Probability of measuring two observables in a mixed state Lets say i have density Matrix on the usual base
$$ \rho = \left(
\begin{array}{cccc}
 \frac{3}{14} & \frac{3}{14} & 0 & 0 \\
 \frac{3}{14} & \frac{3}{14} & 0 & 0 \\
 0 & 0 & 0 & 0 \\
 0 & 0 & 0 & \frac{4}{7} \\
\end{array}
\right) $$
from this two states
$$|v_1\rangle=\frac{1}{\sqrt{2}}\left(
\begin{array}{c}
 1\\
 1  \\
 0  \\
 0  \\
\end{array}
\right);|v_2\rangle=\left(
\begin{array}{c}
 0\\
 0  \\
 0  \\
 1  \\
\end{array}
\right)$$ with weights $\frac{3}{7}$ and $\frac{4}{7}$ respectively
And two observables A and B
$$A=\left(
\begin{array}{cccc}
 1 & 0 & 0 & 0 \\
 0 & 1 & 0 & 0 \\
 0 & 0 & 2 & 0 \\
 0 & 0 & 0 & 2 \\
\end{array}
\right) $$
$$B=\left(
\begin{array}{cccc}
 3 & 0 & 0 & 0 \\
 0 & 4 & 0 & 0 \\
 0 & 0 & 3 & 0 \\
 0 & 0 & 0 & 4 \\
\end{array}
\right)
$$
If you measure $A$ and $B$ at the same time, what you are doing is measuring $A$ with some state and measuring $B$ with not necessarily the same state but it may be the same.
So if I am trying to measure probability of measuring 2 and 4, that is $p(2)\times p(4)$ ?

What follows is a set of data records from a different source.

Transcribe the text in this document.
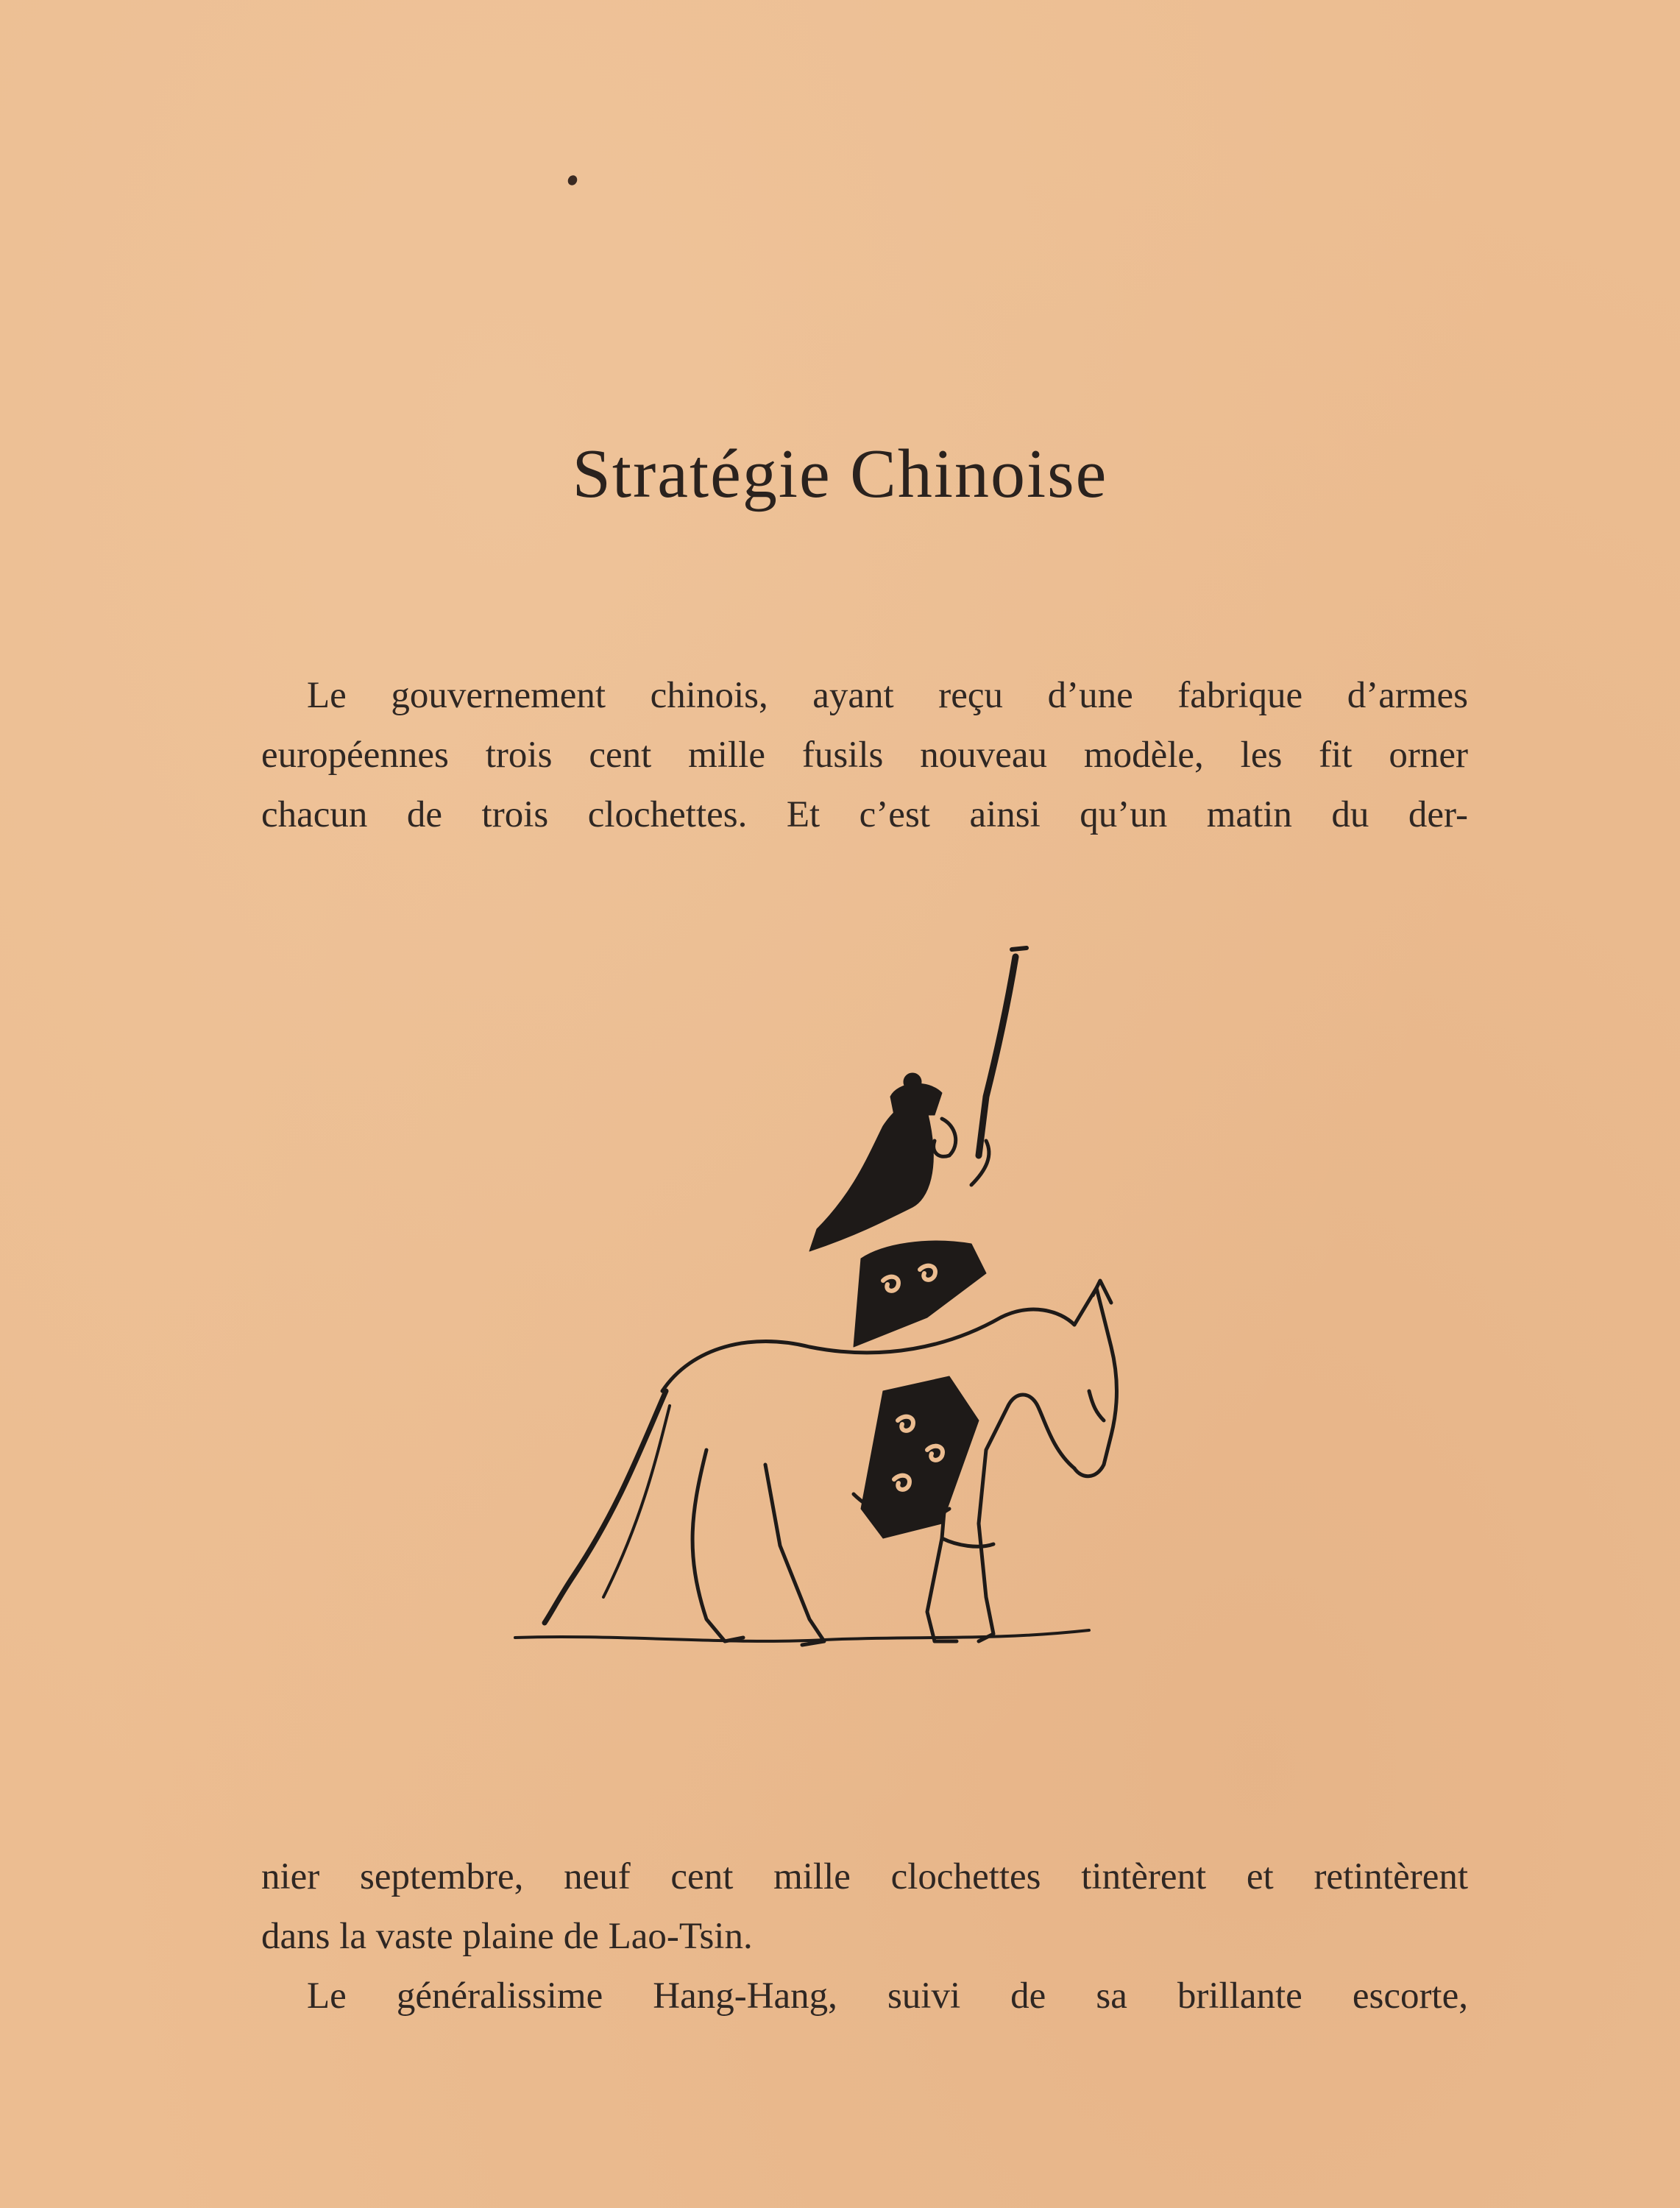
Stratégie Chinoise
Le gouvernement chinois, ayant reçu d’une fabrique d’armes
européennes trois cent mille fusils nouveau modèle, les fit orner
chacun de trois clochettes. Et c’est ainsi qu’un matin du der-
nier septembre, neuf cent mille clochettes tintèrent et retintèrent
dans la vaste plaine de Lao-Tsin.
Le généralissime Hang-Hang, suivi de sa brillante escorte,
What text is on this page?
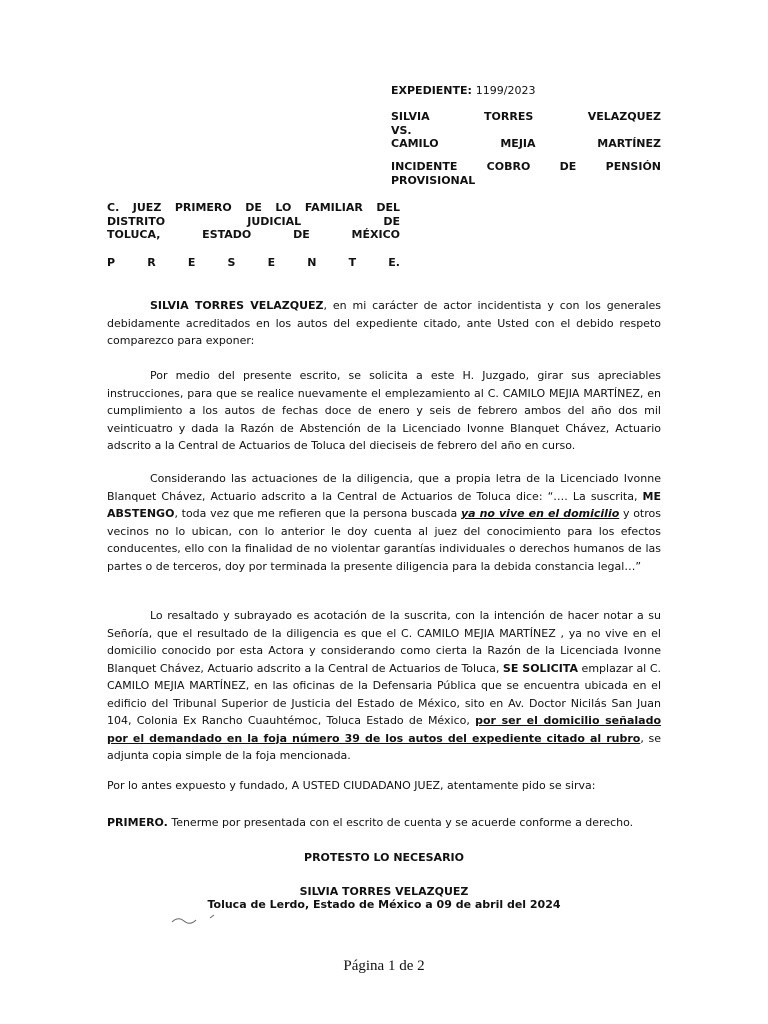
EXPEDIENTE: 1199/2023
SILVIA TORRES VELAZQUEZ
VS.
CAMILO MEJIA MARTÍNEZ
INCIDENTE COBRO DE PENSIÓN
PROVISIONAL
C. JUEZ PRIMERO DE LO FAMILIAR DEL
DISTRITO JUDICIAL DE
TOLUCA, ESTADO DE MÉXICO
P	R	E	S	E	N	T	E.

SILVIA TORRES VELAZQUEZ, en mi carácter de actor incidentista y con los generales debidamente acreditados en los autos del expediente citado, ante Usted con el debido respeto comparezco para exponer:

Por medio del presente escrito, se solicita a este H. Juzgado, girar sus apreciables instrucciones, para que se realice nuevamente el emplezamiento al C. CAMILO MEJIA MARTÍNEZ, en cumplimiento a los autos de fechas doce de enero y seis de febrero ambos del año dos mil veinticuatro y dada la Razón de Abstención de la Licenciado Ivonne Blanquet Chávez, Actuario adscrito a la Central de Actuarios de Toluca del dieciseis de febrero del año en curso.

Considerando las actuaciones de la diligencia, que a propia letra de la Licenciado Ivonne Blanquet Chávez, Actuario adscrito a la Central de Actuarios de Toluca dice: “…. La suscrita, ME ABSTENGO, toda vez que me refieren que la persona buscada ya no vive en el domicilio y otros vecinos no lo ubican, con lo anterior le doy cuenta al juez del conocimiento para los efectos conducentes, ello con la finalidad de no violentar garantías individuales o derechos humanos de las partes o de terceros, doy por terminada la presente diligencia para la debida constancia legal…”

Lo resaltado y subrayado es acotación de la suscrita, con la intención de hacer notar a su Señoría, que el resultado de la diligencia es que el C. CAMILO MEJIA MARTÍNEZ , ya no vive en el domicilio conocido por esta Actora y considerando como cierta la Razón de la Licenciada Ivonne Blanquet Chávez, Actuario adscrito a la Central de Actuarios de Toluca, SE SOLICITA emplazar al C. CAMILO MEJIA MARTÍNEZ, en las oficinas de la Defensaria Pública que se encuentra ubicada en el edificio del Tribunal Superior de Justicia del Estado de México, sito en Av. Doctor Nicilás San Juan 104, Colonia Ex Rancho Cuauhtémoc, Toluca Estado de México, por ser el domicilio señalado por el demandado en la foja número 39 de los autos del expediente citado al rubro, se adjunta copia simple de la foja mencionada.

Por lo antes expuesto y fundado, A USTED CIUDADANO JUEZ, atentamente pido se sirva:

PRIMERO. Tenerme por presentada con el escrito de cuenta y se acuerde conforme a derecho.

PROTESTO LO NECESARIO
SILVIA TORRES VELAZQUEZ
Toluca de Lerdo, Estado de México a 09 de abril del 2024
Página 1 de 2
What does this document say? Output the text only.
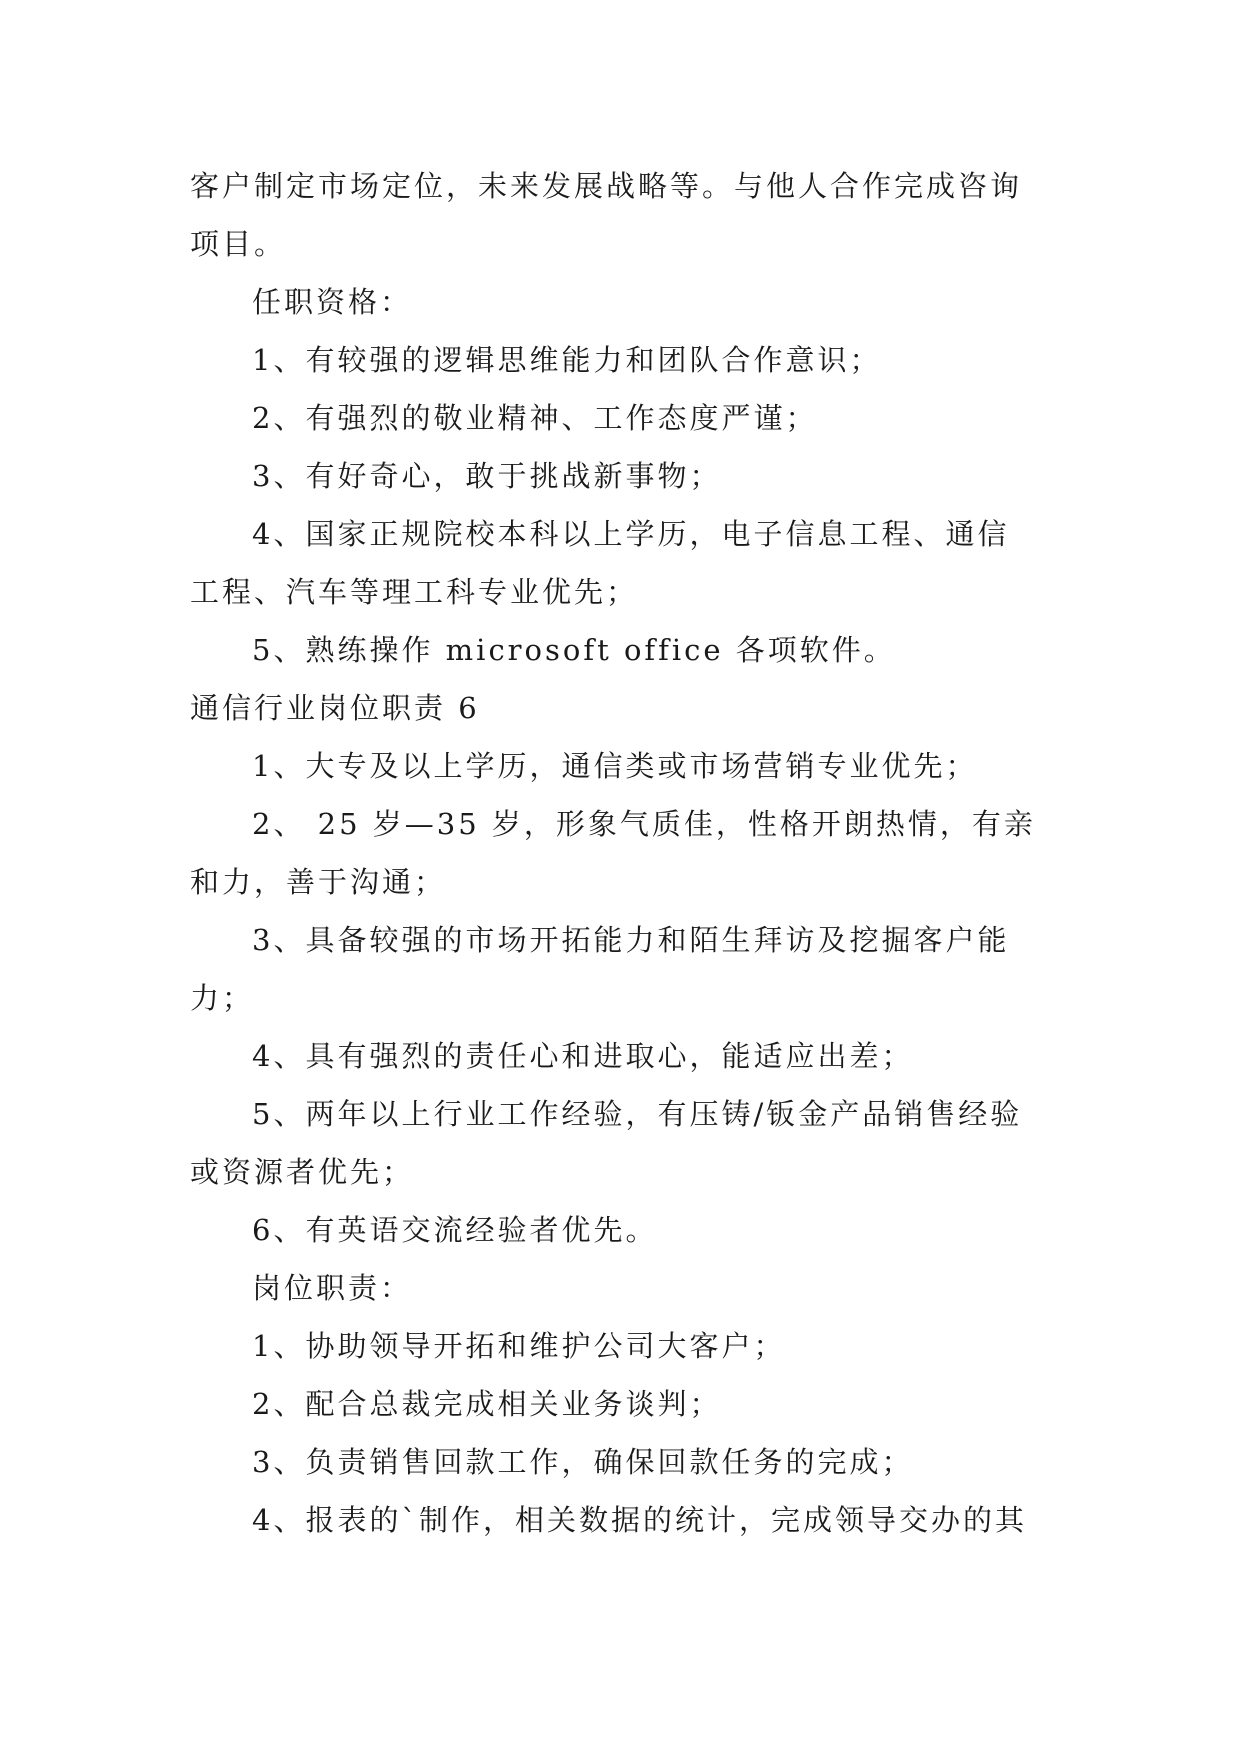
客户制定市场定位，未来发展战略等。与他人合作完成咨询
项目。
任职资格：
1、有较强的逻辑思维能力和团队合作意识；
2、有强烈的敬业精神、工作态度严谨；
3、有好奇心，敢于挑战新事物；
4、国家正规院校本科以上学历，电子信息工程、通信
工程、汽车等理工科专业优先；
5、熟练操作 microsoft office 各项软件。
通信行业岗位职责 6
1、大专及以上学历，通信类或市场营销专业优先；
2、 25 岁—35 岁，形象气质佳，性格开朗热情，有亲
和力，善于沟通；
3、具备较强的市场开拓能力和陌生拜访及挖掘客户能
力；
4、具有强烈的责任心和进取心，能适应出差；
5、两年以上行业工作经验，有压铸/钣金产品销售经验
或资源者优先；
6、有英语交流经验者优先。
岗位职责：
1、协助领导开拓和维护公司大客户；
2、配合总裁完成相关业务谈判；
3、负责销售回款工作，确保回款任务的完成；
4、报表的`制作，相关数据的统计，完成领导交办的其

Thats $p(2) = \frac{4}{7} $ and $p(4) = \frac{11}{14}$ then obtaining the two at the same time is  $ \frac{4}{7}\times\frac{11}{14} = \frac{22}{49}$
What confuses me is, why is lower than $\frac{4}{7}$, since $|v_2\rangle$ has that chance of being measured, the other state just adds chances of measuring 4 with B.
Whats really going on here?
 A: If you are measuring both observables at the same time (which is possible, since the two observables commute), then you have to do one measurement which measures both quantities. Therefore the measurement must result in one of the common eigenstates of $A$ and $B$. Now it turns out that $A$ and $B$ have an unique common set of eigenstates, which are just the basis states. Therefore the probabilities are just the diagonal elements of the density matrix, that is (naming $a$ the measurement result of $A$ and $b$ the measurement result of $B$):
$$\begin{aligned}
p(a=1 \land b=3) &= \frac{3}{14}\\
p(a=1 \land b=4) &= \frac{3}{14}\\
p(a=2 \land b=3) &= 0\\
p(a=2 \land b=4) &= \frac{4}{7}
\end{aligned}$$
Note that $p(a=2 \land b=4) \ne p(a=2)\cdot p(b=4)$ since the events are not independent of each other. But that's not specifically quantum; if you know $a=2$, you already know that $b$ must be $4$, while from learning $a=1$ you don't learn anything about the measurement result $b$. Already classical probability theory tells you that in that case, the product formula for the probabilities doesn't hold.
Indeed, given that there is a single combined measurement, you could split the measurement into two steps; first doing the measurement (which produces the values for $a$ and $b$), and then, reading the measurement results (which is a completely classical process, described by ordinary probability theory).